W C French Ltd Contractors

A Memory of Buckhurst Hill

My father Leon Lalonde was Mechanical Engineer for W&C French from 1928 to 1947. He was responsible for the repair and maintenance of all Mechanical Equipment and Heavy Machinery. The large yard was located between Fairlands Close and The Reindeer Pub on Epping New Road. The yard housed every different kind of machine and piece of equipment a construction company might need. It also had a major repair workshop, paintshop, welding shop, and wood working shop.
During the war Mr. Charles French was naturally very concerned about the safety and welfare of his staff and employees and their families.

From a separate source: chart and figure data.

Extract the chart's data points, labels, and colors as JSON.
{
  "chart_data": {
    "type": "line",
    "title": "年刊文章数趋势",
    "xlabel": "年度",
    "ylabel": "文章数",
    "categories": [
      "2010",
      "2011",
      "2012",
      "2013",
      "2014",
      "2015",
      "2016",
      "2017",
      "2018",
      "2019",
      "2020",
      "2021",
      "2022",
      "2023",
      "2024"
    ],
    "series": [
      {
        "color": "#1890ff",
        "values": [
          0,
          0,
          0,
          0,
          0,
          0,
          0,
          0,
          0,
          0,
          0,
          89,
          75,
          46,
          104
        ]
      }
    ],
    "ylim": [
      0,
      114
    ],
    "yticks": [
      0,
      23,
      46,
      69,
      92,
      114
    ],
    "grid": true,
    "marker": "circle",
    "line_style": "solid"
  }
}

He ordered a series of Air Raid shelters to be built into the natural side of a hill within the yard. These  were to be four side by side concrete shelters, reinforced with tram lines from Walthamstow, which had switched to trolley buses. They would have a roof several feet thick, and walls of equal strength. One was designated as a Womans and Childrens Shelter, the second for Men. Each section had it's own set of private, chemical toilets. The third section was a storage shelter, which housed many cases of tinned and dried foods, bottled juices, rice and other basic foods. It also held three large tanks full of drinking water.
The fourth shelter was used by Air Raid Wardens, Fire Watchers and Rescue Crews, as a command post.  The complex was also equipped with it's own diesel/electric generator, should emergency power be required.
It was said that more than one hundred people could survive in these shelters for several weeks.  Heavy mobile drag-lines and other earth moving equipment was stored on the roof of this refuge, which gave added protection against bombing.

My parents and I spent many worrying nights in this protective sanctuary along with other families. We'd pass the time playing cards, the men playing darts. Children like me (I was 8 years old) played with our toys or cars on the cheaply carpeted floor, or tried to get some sleep in the army cots arranged along the walls.
People would bring in 'Off License' Beer and spirits and sing songs and dance to the gramophone playing records of Victor Sylvester and his Ballroom Orchestra.

In 1995 I went back to Buckhurst Hill.  My Ivy Cottage at 58 Epping New Road had gone, replaced by an apartment block. The yard had gone, taken over by 'new development'.  Progress can be painful for those who like to... remember.

I have just one question: How hard was it for the workers to demolish that big concrete Air Raid Shelter next to the workshop in the yard?
I would like to hear from someone who knows the answer to this!!!

M. Denman Lalonde

A memory shared by Denman Lalonde , on Aug 18th, 2007.